🤖 AI Summary
Large language models (LLMs) suffer from high inference costs and redundant reasoning steps, limiting their efficiency and scalability.
Method: This paper proposes a rational reasoning control framework grounded in cognitive science–inspired meta-reasoning. Its core innovation is the first integration of “value of computation” (VoC) modeling into LLM inference control, implemented via a value-aware reward function, expert-iterated reinforcement training, and a dynamic reasoning-path decision mechanism that enables the model to autonomously determine whether to generate intermediate reasoning steps.
Contribution/Results: Evaluated on three mainstream LLMs, the method reduces inference tokens by 20–37% while matching the accuracy of few-shot chain-of-thought and STaR baselines.

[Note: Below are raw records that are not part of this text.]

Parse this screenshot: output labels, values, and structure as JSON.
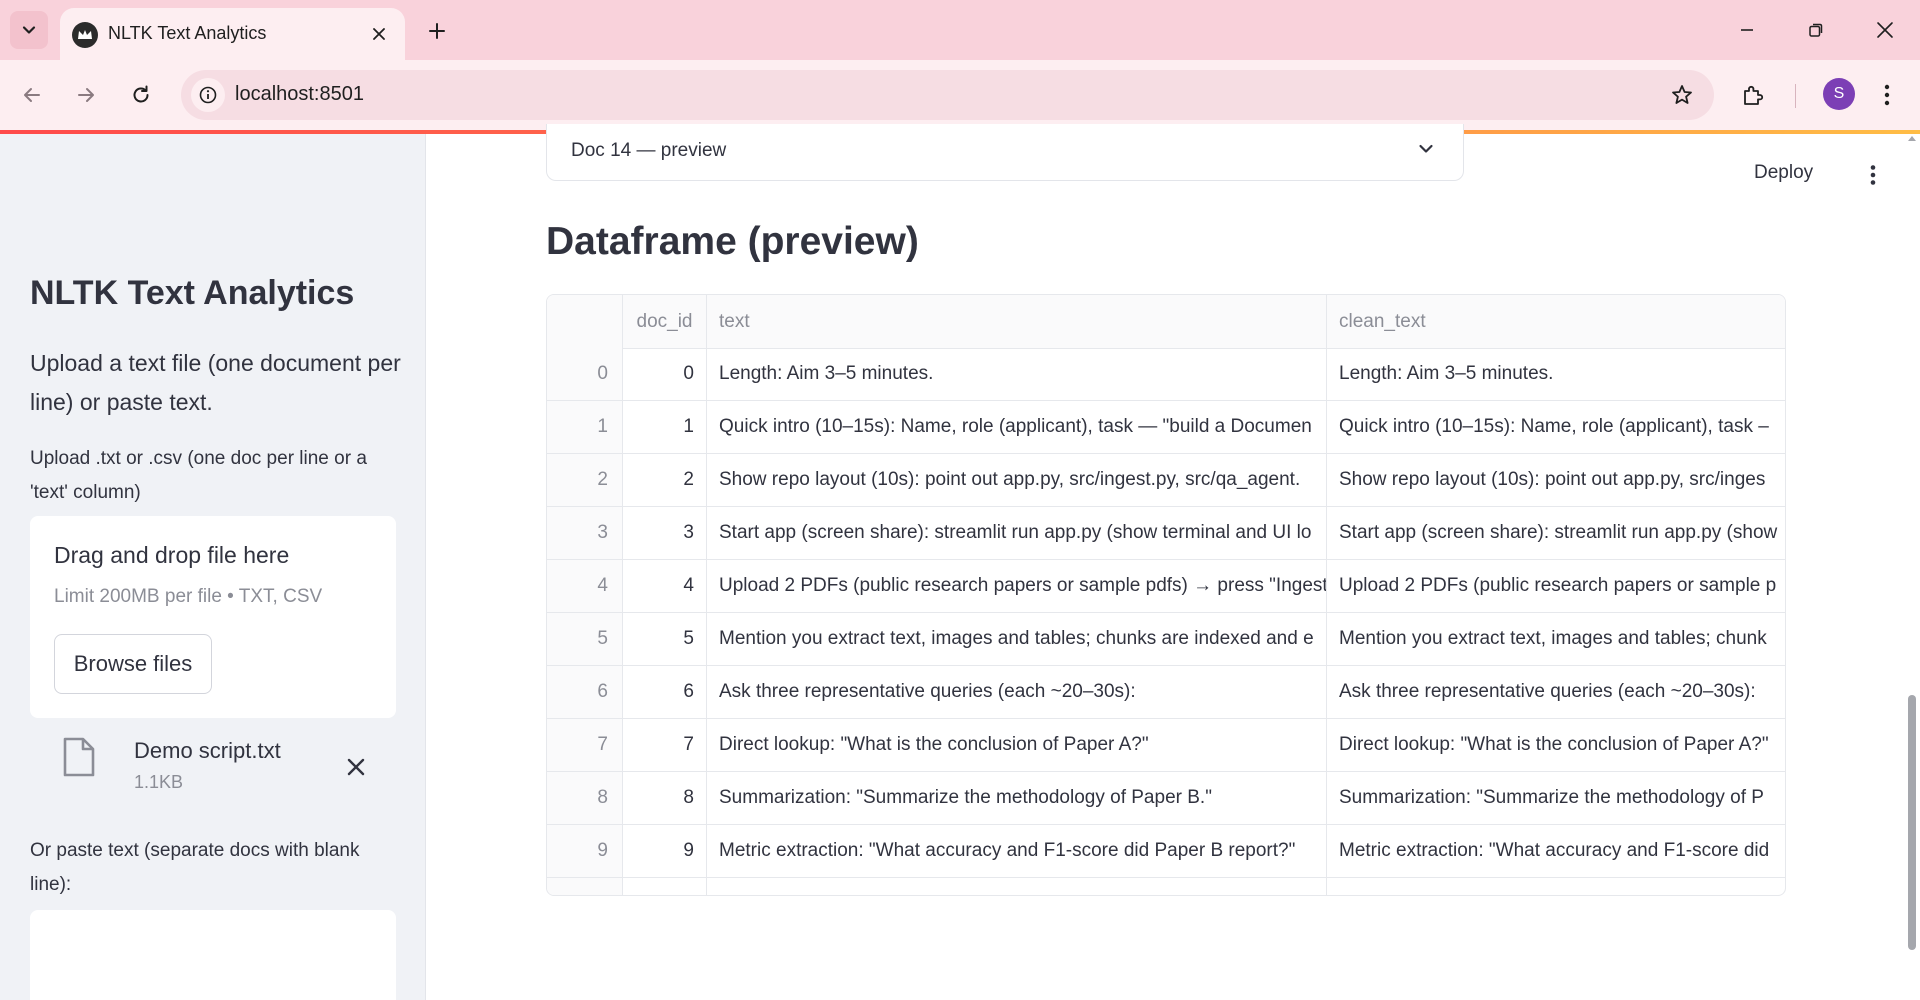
{
  "browser": {
    "tab_title": "NLTK Text Analytics",
    "url": "localhost:8501",
    "profile_initial": "S"
  },
  "sidebar": {
    "title": "NLTK Text Analytics",
    "intro": "Upload a text file (one document per line) or paste text.",
    "upload_label": "Upload .txt or .csv (one doc per line or a 'text' column)",
    "dropzone_title": "Drag and drop file here",
    "dropzone_limit": "Limit 200MB per file • TXT, CSV",
    "browse_label": "Browse files",
    "uploaded_file": {
      "name": "Demo script.txt",
      "size": "1.1KB"
    },
    "paste_label": "Or paste text (separate docs with blank line):"
  },
  "main": {
    "expander_label": "Doc 14 — preview",
    "deploy_label": "Deploy",
    "heading": "Dataframe (preview)",
    "table": {
      "columns": [
        "",
        "doc_id",
        "text",
        "clean_text"
      ],
      "rows": [
        {
          "idx": "0",
          "doc_id": "0",
          "text": "Length: Aim 3–5 minutes.",
          "clean_text": "Length: Aim 3–5 minutes."
        },
        {
          "idx": "1",
          "doc_id": "1",
          "text": "Quick intro (10–15s): Name, role (applicant), task — \"build a Documen",
          "clean_text": "Quick intro (10–15s): Name, role (applicant), task –"
        },
        {
          "idx": "2",
          "doc_id": "2",
          "text": "Show repo layout (10s): point out app.py, src/ingest.py, src/qa_agent.",
          "clean_text": "Show repo layout (10s): point out app.py, src/inges"
        },
        {
          "idx": "3",
          "doc_id": "3",
          "text": "Start app (screen share): streamlit run app.py (show terminal and UI lo",
          "clean_text": "Start app (screen share): streamlit run app.py (show"
        },
        {
          "idx": "4",
          "doc_id": "4",
          "text": "Upload 2 PDFs (public research papers or sample pdfs) → press \"Ingest",
          "clean_text": "Upload 2 PDFs (public research papers or sample p"
        },
        {
          "idx": "5",
          "doc_id": "5",
          "text": "Mention you extract text, images and tables; chunks are indexed and e",
          "clean_text": "Mention you extract text, images and tables; chunk"
        },
        {
          "idx": "6",
          "doc_id": "6",
          "text": "Ask three representative queries (each ~20–30s):",
          "clean_text": "Ask three representative queries (each ~20–30s):"
        },
        {
          "idx": "7",
          "doc_id": "7",
          "text": "Direct lookup: \"What is the conclusion of Paper A?\"",
          "clean_text": "Direct lookup: \"What is the conclusion of Paper A?\""
        },
        {
          "idx": "8",
          "doc_id": "8",
          "text": "Summarization: \"Summarize the methodology of Paper B.\"",
          "clean_text": "Summarization: \"Summarize the methodology of P"
        },
        {
          "idx": "9",
          "doc_id": "9",
          "text": "Metric extraction: \"What accuracy and F1-score did Paper B report?\"",
          "clean_text": "Metric extraction: \"What accuracy and F1-score did"
        }
      ]
    }
  },
  "icons": {
    "tab_list": "chevron-down-icon",
    "favicon": "streamlit-crown-icon",
    "tab_close": "close-icon",
    "new_tab": "plus-icon",
    "back": "arrow-left-icon",
    "forward": "arrow-right-icon",
    "reload": "reload-icon",
    "site_info": "info-icon",
    "bookmark": "star-icon",
    "extensions": "puzzle-icon",
    "menu": "kebab-icon",
    "file": "file-icon"
  },
  "colors": {
    "tabbar_bg": "#f9d2db",
    "toolbar_bg": "#fdeef1",
    "sidebar_bg": "#f0f2f6",
    "accent_red": "#ff4b4b",
    "avatar_bg": "#7c3fb5",
    "text": "#31333f",
    "muted": "#8b8d96"
  }
}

It achieves Pareto-optimal trade-offs between inference cost and task performance, significantly improving inference efficiency without sacrificing accuracy.
📝 Abstract
Being prompted to engage in reasoning has emerged as a core technique for using large language models (LLMs), deploying additional inference-time compute to improve task performance. However, as LLMs increase in both size and adoption, inference costs are correspondingly becoming increasingly burdensome. How, then, might we optimize reasoning's cost-performance tradeoff? This work introduces a novel approach based on computational models of metareasoning used in cognitive science, training LLMs to selectively use intermediate reasoning steps only when necessary. We first develop a reward function that incorporates the Value of Computation by penalizing unnecessary reasoning, then use this reward function with Expert Iteration to train the LLM. Compared to few-shot chain-of-thought prompting and STaR, our method significantly reduces inference costs (20-37% fewer tokens generated across three models) while maintaining task performance across diverse datasets.